A confession
8 years ago
"Don't let the world decide how you are seen and heard, that is up to you" -Zeto
"I don't know what I'm not capable of, so nothing is stopping me from trying everything"-Zebbo
"I don't know what I'm not capable of, so nothing is stopping me from trying everything"-Zebbo
I've suffered self inflicted mental abuse for years, there was never a problem with my family, I've never been a failure and there was nobody bullying me.
I'm a mess, a fucking dumpster fire of a person and I go out of my way to make myself feel awful, my depression was MY fault as is the fact that I don't improve at art. I've been the only thing in my way and I hate it but I can't stop it's gone on for far too long, it feel normal to me, it's what I expect from myself, I'm just garbage and everyone should know that. I seriously need help but the major question is do I actually deserve it?
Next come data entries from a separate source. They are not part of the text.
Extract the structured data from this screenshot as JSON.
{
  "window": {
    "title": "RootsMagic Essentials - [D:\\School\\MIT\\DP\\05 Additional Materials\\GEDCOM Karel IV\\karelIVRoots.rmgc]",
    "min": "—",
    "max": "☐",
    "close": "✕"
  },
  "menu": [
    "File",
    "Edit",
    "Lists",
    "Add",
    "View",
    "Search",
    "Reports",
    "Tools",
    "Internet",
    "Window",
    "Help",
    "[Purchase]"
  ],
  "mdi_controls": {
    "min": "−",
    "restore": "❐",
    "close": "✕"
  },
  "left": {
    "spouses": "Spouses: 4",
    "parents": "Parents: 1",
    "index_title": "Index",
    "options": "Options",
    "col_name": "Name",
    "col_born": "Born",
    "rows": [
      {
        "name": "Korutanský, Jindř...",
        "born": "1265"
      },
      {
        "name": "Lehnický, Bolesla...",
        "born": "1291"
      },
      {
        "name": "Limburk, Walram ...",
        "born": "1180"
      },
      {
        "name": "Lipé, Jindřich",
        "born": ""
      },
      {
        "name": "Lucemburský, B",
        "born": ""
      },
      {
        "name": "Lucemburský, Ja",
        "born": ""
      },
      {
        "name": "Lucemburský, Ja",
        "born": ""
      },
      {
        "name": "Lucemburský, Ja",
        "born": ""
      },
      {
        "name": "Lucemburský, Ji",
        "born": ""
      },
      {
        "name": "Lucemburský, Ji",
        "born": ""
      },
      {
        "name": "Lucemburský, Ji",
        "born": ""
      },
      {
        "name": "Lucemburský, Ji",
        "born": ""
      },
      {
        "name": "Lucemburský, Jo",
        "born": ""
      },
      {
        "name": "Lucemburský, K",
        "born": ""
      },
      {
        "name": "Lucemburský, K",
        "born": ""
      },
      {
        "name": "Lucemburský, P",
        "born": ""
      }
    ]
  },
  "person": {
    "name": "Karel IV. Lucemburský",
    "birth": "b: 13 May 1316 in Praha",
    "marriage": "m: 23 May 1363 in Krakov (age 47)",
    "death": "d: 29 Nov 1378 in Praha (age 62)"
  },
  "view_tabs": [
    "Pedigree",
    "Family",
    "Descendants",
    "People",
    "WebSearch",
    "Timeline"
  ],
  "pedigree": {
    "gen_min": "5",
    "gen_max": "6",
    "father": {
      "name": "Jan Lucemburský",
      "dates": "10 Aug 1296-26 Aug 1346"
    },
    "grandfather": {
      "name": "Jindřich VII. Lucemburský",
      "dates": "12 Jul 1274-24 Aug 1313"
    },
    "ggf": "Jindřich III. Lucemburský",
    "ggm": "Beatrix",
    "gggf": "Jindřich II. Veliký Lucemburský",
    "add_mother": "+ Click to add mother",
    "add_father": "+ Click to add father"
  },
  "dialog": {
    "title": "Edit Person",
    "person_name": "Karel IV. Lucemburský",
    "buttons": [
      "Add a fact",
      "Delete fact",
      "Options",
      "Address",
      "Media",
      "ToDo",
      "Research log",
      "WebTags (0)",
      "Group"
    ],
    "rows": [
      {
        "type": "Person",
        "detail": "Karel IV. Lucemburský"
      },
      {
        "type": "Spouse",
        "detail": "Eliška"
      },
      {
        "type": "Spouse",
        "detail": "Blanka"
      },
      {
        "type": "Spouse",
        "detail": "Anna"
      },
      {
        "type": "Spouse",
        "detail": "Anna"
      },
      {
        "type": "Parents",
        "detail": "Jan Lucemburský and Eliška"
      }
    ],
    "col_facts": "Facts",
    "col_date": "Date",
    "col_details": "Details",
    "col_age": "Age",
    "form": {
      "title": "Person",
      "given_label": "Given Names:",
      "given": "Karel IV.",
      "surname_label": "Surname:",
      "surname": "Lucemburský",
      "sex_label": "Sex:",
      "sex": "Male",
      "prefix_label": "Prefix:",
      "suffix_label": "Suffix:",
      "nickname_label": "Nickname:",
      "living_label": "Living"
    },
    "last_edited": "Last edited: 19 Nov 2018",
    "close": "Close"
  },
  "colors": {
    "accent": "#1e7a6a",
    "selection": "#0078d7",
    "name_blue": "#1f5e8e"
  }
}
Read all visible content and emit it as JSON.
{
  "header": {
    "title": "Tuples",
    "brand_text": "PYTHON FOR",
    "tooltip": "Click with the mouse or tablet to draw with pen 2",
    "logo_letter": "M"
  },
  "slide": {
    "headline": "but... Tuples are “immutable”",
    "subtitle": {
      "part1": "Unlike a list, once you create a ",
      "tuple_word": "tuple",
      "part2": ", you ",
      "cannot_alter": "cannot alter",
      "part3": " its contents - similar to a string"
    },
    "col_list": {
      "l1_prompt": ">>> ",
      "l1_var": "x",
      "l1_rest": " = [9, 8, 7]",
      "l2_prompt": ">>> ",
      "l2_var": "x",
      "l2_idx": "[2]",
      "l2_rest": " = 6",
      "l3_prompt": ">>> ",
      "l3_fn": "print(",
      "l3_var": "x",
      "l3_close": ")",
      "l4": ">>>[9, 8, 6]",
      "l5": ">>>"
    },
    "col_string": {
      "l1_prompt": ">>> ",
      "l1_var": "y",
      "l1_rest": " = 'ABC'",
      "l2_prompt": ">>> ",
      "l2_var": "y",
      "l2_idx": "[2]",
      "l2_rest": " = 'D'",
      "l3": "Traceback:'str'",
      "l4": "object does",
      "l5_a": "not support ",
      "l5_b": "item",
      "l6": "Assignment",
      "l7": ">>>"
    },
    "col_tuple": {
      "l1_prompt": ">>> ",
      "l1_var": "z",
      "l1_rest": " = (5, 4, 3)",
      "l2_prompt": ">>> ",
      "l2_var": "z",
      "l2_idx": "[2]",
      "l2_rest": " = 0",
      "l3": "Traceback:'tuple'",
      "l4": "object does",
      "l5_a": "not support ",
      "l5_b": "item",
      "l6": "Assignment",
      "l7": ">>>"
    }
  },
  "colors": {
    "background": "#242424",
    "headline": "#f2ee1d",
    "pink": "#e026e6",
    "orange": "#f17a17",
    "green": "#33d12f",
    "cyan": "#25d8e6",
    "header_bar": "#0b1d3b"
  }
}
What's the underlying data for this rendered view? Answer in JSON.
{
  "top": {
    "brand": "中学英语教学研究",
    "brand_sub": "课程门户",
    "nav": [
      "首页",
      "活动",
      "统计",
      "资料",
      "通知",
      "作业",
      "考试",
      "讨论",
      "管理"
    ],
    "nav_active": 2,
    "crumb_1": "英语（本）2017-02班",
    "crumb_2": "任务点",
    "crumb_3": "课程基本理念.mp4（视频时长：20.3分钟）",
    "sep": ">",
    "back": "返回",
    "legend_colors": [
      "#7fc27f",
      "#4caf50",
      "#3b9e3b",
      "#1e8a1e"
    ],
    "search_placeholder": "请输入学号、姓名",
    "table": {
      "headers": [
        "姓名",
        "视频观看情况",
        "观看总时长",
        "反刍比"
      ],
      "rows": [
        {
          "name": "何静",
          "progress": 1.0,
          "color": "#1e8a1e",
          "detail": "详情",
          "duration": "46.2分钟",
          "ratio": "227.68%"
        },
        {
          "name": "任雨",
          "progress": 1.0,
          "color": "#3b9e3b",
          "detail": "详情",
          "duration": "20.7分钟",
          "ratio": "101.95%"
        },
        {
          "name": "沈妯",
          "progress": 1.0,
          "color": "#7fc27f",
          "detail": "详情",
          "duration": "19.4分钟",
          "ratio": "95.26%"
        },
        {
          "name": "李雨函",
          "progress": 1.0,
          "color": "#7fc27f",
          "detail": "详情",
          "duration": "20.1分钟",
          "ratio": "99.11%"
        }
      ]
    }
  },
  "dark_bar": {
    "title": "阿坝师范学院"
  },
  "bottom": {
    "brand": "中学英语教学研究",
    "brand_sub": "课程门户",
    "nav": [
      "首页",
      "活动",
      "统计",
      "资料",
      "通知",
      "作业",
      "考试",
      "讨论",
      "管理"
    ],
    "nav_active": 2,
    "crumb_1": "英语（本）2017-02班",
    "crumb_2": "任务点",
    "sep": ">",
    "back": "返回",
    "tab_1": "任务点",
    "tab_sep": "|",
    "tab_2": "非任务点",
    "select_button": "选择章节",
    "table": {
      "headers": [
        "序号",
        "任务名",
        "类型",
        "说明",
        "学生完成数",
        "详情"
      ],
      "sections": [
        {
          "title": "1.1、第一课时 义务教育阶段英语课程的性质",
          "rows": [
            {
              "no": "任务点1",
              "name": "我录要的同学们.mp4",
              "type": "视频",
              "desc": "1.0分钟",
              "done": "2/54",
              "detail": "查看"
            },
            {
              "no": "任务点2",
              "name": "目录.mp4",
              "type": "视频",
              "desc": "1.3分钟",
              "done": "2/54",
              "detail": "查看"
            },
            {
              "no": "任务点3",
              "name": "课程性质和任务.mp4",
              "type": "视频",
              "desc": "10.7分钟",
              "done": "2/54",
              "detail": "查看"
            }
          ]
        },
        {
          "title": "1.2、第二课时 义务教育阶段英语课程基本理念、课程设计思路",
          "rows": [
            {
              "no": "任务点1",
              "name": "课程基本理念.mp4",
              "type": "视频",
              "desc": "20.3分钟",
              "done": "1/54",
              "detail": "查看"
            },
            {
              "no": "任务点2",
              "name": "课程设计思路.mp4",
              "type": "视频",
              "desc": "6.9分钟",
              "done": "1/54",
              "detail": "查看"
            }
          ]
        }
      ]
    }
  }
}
I'm free to do what I want with my life and yet I'm completely trapped by me, this hateful person who pushes people away, people who try to show me the truth that I'm apparently not bad but I don't believe them, I can't believe them. My life has fallen apart and I'm to blame, but why do I do this? that's something even I cannot answer, it drives me insane trying to figure out what's wrong with me but I learn that EVERYTHING is wrong and nothing could be right. I further hate myself because I've gotten used to this horrible trial of a life I constantly put myself through, I need help but I'm not sure if I'll ever go get help, I'm just too used to my prison.